DR. SUAREZ: A very quick note because this is an important point. Most of you probably have heard about the 21st Century Cures, a very large legislative initiative currently under review in Congress. One of the provisions in that bill is a modification to the HIPAA definition of research data to make it part of the definition of operations under treatment, payment and operations. So it is modifying. The purpose, in good conscience, is to try to ease up the ability of researchers to access and use data for research purposes to advance treatment and to innovate and to make 21st Century Cures work.
I reviewed the legislation. It is open, it is available in Congress. When you read it, it will change dramatically how data that was supposed to be and used to be called research under HIPAA and had very strict guidelines on how to access, use and disclose, is going to now be handled as a new operation under treatment, payment and operations.
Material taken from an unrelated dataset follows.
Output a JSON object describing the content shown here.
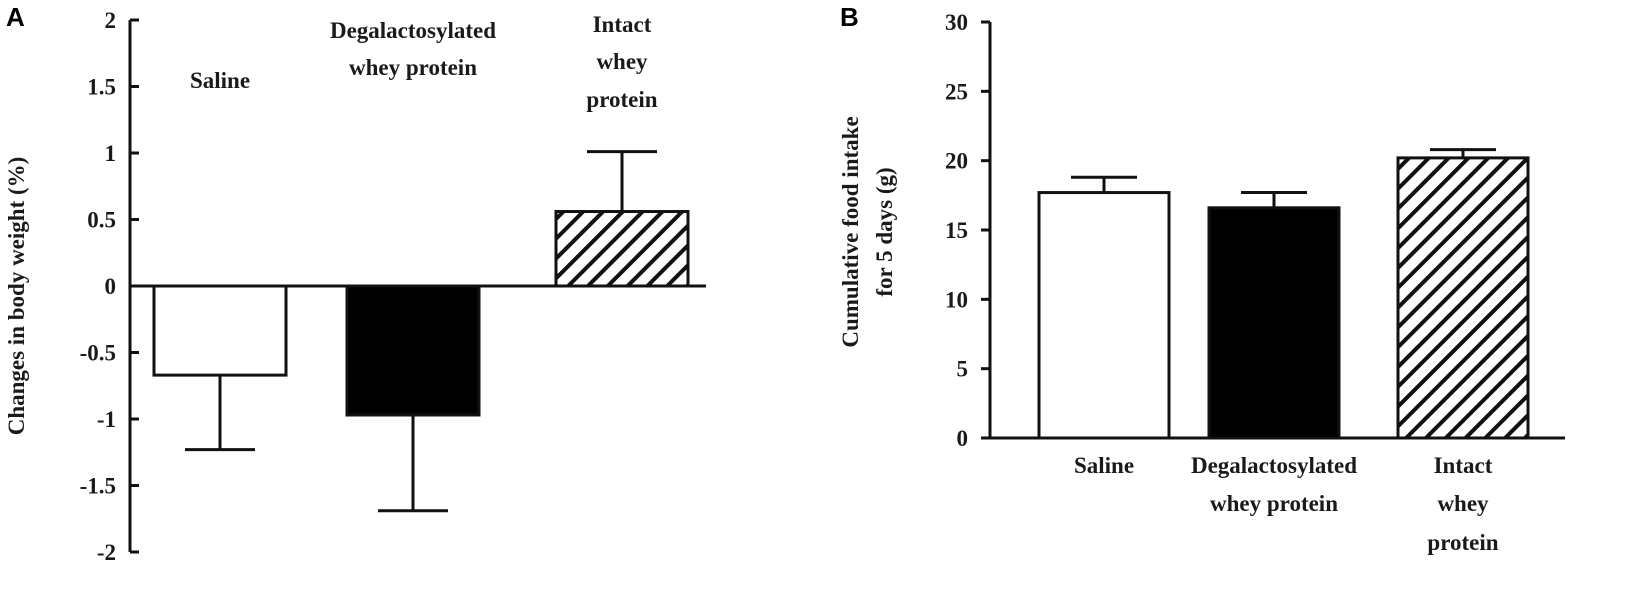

DR. ROSENTHAL: That’s a great example of the next level of work, based on changing context. Here is an educational piece; here is an example of what you can do with that and here is an example of what you should not do with it. Mashing up to unrestricted sets? Have at it. Here are three things you might want to think about. That would be my vote for how to think about addressing that.
DR. MAYS: I think that is great. Well, one of the nice things today is that you all have a hearing tomorrow, so we got to have more of you here. I really appreciated that, the extra people in the room in terms of what you could bring forth.
I want to say thank you to everybody for your time and for staying. Thank you to the Work Group members who did a lot of stuff in between for us to bring you as much as we have brought you. They have been really very busy, so I want to thank them. We are going to continue fleshing out based on what we heard here today, and then we will have some things to also bring back to the meeting in May. We will know how much and how fast by some of the changes we had talked about a little earlier.
Thank you, everybody. Travel safely. Your efforts are much appreciated, because I think we are coming out with some really good stuff that aligns with the rest of the Committee.
We are adjourned.
[Whereupon,, the meeting adjourned at 4:40 p.m.]